Major Maternity Review Highlights Systemic Issues
The most comprehensive maternity review ever undertaken within the National Health Service (NHS) is scheduled for publication today. This report is anticipated to detail extensive failures that contributed to the deaths of babies and caused avoidable harm at maternity units operated by Nottingham University Hospitals (NUH) NHS Trust.
Led by senior midwife Donna Ockenden, the review commenced in September 2022 and has gathered input from approximately 2,500 families and over 800 staff members. NUH Trust has already faced significant financial penalties, including millions in compensation and a record £1.6 million fine for maternity shortcomings related to three infant deaths in 2021.
Ongoing Investigations and Arrests
The publication of the review coincides with an ongoing police investigation, dubbed Operation Perth, initiated by Nottinghamshire Police in June 2023. This criminal inquiry is examining maternity failings at the trust, including a manslaughter case. The investigation runs parallel to the Ockenden review, which scrutinised care at Nottingham City Hospital and the Queen's Medical Centre.

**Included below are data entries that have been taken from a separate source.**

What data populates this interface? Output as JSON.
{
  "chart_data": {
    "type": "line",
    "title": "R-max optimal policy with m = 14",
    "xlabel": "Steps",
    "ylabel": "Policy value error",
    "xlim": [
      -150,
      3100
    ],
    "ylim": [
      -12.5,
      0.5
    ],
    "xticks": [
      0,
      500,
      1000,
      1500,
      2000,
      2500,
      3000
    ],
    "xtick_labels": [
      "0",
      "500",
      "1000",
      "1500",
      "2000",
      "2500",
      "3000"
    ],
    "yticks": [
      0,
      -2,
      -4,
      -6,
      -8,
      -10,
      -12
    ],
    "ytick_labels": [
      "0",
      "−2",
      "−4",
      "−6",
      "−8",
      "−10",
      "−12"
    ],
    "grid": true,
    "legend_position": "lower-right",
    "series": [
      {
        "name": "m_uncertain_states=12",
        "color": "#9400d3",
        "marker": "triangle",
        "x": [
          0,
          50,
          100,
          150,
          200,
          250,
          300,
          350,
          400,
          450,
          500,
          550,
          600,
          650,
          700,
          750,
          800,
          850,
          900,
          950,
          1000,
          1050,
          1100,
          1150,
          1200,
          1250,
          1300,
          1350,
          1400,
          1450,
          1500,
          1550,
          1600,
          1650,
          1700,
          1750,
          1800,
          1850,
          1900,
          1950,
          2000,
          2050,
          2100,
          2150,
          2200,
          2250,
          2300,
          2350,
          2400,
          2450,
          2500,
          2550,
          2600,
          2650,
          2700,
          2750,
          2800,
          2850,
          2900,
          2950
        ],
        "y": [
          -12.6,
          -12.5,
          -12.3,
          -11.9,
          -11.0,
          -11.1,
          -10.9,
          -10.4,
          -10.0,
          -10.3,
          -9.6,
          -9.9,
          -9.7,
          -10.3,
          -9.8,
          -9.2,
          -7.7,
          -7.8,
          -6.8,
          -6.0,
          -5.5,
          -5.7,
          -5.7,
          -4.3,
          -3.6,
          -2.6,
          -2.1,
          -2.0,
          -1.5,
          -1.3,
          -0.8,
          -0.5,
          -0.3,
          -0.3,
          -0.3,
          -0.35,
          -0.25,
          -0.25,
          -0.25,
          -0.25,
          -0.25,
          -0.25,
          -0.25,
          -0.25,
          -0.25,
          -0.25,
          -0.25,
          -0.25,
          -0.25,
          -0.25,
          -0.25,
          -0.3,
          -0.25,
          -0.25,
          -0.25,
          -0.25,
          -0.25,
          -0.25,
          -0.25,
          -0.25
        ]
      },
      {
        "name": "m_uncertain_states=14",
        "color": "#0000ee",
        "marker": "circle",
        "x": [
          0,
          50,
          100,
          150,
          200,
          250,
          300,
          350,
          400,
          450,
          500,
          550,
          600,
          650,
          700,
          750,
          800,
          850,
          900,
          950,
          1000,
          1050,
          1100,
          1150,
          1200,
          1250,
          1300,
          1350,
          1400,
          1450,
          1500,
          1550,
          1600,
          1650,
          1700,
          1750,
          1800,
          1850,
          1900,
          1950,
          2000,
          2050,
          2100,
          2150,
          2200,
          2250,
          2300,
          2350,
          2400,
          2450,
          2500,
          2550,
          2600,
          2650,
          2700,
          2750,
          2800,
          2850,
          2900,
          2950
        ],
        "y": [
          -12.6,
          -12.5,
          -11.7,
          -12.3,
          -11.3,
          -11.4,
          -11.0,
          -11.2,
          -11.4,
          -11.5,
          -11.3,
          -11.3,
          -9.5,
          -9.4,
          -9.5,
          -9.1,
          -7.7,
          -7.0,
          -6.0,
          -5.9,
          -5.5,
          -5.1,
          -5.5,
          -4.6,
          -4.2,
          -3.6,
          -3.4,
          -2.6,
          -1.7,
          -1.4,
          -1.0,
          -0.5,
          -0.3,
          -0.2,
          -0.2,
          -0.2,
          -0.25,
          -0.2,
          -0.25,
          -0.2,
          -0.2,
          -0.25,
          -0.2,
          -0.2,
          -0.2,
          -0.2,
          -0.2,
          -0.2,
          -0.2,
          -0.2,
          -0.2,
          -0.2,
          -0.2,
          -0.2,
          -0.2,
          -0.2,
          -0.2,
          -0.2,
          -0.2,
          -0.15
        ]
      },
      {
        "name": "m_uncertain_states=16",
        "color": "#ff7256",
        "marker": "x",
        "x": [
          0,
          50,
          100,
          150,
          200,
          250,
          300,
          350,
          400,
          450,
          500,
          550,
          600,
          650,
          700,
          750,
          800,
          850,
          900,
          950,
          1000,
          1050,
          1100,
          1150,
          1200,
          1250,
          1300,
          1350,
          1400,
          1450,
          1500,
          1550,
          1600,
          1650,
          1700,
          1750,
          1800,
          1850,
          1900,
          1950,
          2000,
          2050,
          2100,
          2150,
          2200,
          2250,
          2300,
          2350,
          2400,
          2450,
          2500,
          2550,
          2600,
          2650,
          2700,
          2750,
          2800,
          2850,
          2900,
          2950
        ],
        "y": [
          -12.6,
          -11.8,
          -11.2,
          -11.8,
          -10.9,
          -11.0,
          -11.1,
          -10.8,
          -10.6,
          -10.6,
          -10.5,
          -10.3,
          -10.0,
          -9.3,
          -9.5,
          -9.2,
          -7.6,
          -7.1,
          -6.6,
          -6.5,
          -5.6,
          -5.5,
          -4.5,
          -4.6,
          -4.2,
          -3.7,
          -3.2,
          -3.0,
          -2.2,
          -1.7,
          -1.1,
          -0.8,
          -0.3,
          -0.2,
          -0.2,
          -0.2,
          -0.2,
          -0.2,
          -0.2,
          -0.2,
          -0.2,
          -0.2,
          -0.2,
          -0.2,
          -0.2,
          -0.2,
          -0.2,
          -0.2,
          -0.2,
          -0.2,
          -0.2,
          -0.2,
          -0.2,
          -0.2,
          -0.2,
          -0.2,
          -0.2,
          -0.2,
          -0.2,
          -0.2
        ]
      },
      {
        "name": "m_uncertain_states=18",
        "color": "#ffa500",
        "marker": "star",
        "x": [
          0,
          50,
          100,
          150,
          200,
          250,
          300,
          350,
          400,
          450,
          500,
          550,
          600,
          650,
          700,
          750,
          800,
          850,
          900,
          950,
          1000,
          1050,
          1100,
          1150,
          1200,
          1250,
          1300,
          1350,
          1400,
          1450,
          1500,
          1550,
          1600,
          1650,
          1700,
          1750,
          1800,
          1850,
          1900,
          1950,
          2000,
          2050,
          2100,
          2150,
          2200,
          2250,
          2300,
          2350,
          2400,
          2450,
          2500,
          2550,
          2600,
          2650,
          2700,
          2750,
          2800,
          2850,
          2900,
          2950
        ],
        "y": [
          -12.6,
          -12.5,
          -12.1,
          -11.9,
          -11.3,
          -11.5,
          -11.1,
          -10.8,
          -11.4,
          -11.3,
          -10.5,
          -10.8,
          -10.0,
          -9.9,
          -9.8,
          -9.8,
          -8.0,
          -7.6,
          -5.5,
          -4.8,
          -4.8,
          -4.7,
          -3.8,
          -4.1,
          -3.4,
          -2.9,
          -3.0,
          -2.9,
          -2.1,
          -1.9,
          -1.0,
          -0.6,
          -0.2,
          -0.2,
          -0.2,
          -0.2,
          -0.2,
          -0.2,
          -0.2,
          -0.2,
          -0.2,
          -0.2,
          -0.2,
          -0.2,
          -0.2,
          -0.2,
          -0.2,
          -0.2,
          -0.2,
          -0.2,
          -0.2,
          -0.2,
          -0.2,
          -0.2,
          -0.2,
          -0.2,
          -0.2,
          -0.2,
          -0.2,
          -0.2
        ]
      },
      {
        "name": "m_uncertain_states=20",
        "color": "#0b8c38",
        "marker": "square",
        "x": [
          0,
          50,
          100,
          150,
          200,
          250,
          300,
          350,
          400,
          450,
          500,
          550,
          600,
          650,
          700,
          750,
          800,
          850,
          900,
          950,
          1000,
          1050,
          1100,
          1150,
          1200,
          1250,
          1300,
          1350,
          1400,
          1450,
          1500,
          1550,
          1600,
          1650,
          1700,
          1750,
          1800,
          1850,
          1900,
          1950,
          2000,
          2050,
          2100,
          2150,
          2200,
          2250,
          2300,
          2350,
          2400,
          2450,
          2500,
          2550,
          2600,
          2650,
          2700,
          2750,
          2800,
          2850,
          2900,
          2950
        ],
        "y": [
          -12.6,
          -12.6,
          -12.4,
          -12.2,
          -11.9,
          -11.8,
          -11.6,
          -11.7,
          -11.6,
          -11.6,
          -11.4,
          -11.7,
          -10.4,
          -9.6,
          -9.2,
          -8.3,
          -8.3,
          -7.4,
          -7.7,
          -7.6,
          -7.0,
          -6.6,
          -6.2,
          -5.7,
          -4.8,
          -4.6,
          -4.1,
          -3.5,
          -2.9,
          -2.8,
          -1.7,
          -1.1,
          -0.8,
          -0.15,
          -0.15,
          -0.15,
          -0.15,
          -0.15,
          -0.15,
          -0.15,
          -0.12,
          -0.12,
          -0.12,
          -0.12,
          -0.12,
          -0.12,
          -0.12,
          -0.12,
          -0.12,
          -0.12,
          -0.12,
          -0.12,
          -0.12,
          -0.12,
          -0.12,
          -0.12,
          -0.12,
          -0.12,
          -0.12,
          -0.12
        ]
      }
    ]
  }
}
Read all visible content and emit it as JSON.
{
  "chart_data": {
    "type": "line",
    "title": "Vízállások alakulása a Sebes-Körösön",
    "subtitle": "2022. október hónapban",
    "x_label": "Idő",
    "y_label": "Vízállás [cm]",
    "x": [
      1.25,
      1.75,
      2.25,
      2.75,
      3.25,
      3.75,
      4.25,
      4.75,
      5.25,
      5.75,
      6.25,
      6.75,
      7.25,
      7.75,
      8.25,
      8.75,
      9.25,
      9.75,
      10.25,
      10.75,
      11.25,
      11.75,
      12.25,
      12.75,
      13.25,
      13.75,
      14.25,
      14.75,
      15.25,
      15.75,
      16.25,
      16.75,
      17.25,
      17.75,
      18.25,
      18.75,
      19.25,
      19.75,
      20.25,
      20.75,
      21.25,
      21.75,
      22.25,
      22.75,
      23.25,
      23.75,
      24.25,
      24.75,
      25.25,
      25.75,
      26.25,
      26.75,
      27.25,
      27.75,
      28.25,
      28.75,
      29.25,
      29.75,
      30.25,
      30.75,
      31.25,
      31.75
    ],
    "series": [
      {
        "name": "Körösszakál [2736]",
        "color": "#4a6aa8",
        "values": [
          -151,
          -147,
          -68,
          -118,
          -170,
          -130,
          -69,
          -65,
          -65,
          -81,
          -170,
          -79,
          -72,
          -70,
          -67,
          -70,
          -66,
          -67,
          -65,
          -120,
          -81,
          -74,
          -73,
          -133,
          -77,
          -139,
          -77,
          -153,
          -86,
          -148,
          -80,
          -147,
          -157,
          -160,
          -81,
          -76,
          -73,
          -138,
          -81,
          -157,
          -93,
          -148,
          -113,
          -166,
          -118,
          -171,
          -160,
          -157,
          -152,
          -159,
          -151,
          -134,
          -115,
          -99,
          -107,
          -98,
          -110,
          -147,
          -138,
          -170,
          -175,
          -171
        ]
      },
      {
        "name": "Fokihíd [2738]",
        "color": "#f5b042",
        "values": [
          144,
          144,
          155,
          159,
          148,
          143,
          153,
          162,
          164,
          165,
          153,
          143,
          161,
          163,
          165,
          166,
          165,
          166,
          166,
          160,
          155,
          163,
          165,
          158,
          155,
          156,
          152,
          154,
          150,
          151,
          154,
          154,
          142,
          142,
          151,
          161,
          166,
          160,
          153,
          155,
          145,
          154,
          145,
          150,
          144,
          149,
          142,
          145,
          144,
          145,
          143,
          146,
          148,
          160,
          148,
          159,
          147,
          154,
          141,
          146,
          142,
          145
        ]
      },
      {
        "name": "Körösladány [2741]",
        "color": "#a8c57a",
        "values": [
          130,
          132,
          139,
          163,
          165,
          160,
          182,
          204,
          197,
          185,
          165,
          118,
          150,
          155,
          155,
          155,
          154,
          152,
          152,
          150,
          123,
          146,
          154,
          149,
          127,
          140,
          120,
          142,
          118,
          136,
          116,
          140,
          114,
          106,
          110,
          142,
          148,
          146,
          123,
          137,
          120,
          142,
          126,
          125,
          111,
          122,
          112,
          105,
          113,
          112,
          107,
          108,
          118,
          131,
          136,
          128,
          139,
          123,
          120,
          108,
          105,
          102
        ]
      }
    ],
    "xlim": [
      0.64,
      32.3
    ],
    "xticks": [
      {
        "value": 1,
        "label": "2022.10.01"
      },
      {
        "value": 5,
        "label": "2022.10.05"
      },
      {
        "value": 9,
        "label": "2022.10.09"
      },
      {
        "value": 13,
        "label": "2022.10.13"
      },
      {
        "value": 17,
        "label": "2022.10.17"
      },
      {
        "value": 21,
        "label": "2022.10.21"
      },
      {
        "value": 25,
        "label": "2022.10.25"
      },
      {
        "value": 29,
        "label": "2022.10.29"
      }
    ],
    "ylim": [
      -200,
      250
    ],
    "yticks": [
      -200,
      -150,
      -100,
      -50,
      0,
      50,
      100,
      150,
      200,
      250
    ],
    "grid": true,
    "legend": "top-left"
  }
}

Recently, two men, aged 55 and 59, were arrested on suspicion of misconduct in public office. These arrests, confirmed by the police on Monday, are connected to "operating practices in the mortuary service" at the trust and are separate from the corporate manslaughter investigation. Both individuals have since been released on bail under strict conditions.
Further investigations into allegations against individual NUH staff members are being conducted by healthcare regulators, including the General Medical Council (GMC) and the Nursing and Midwifery Council (NMC).
Families' Fight for Justice
Among the first to highlight serious deficiencies at the trust were Sarah and Jack Hawkins. Their daughter, Harriet, was stillborn at City Hospital in April 2016. Despite an initial hospital review finding "no obvious fault," the couple, both former trust employees, pushed for an external review. This external assessment, published in January 2019, concluded that Harriet's death was "almost certainly preventable" due to a multitude of failings.
Jack Hawkins, 57, a former hospital consultant, expressed his dismay: "How on earth have we allowed it that there are 1,000 avoidable baby deaths in this country every year and, in a particular place, there are this many schools' worth of children missing or damaged beyond belief, and dead mums and damaged mums? How have we got here?"
Sarah Hawkins, 43, a former senior physiotherapist, added: "I know a lot of Nottingham families just want some form of justice, to clear their children's name, to know that the harm that was caused wasn't their fault." The couple's legal case against the trust was settled out of court for £2.8 million, believed to be the largest payout for a stillbirth clinical negligence case.
Another tragic case involves Gary and Sarah Andrews, whose daughter Wynter died just 23 minutes after birth in 2019. NUH was fined £800,000 in January 2023 after admitting failures in their care. Gary Andrews, 38, stated, "The report being published today needs to serve as a wake-up call to the NHS locally and nationally, that what's gone on before cannot be allowed to continue."
Regulatory Actions
The NMC is currently assessing 96 "fitness to practise" cases related to maternity care at NUH, with 15 undergoing full investigation. One midwife has been investigated and is awaiting a decision, with an interim order preventing them from practising. The GMC is reviewing 62 cases concerning doctors, with 53 at an initial stage. GMC investigators are also examining over 300 information reports forwarded by the Ockenden review.
The Ockenden review, which spans the period from April 2012 to May 2025, has spurred a national inquiry into maternity failings across the NHS.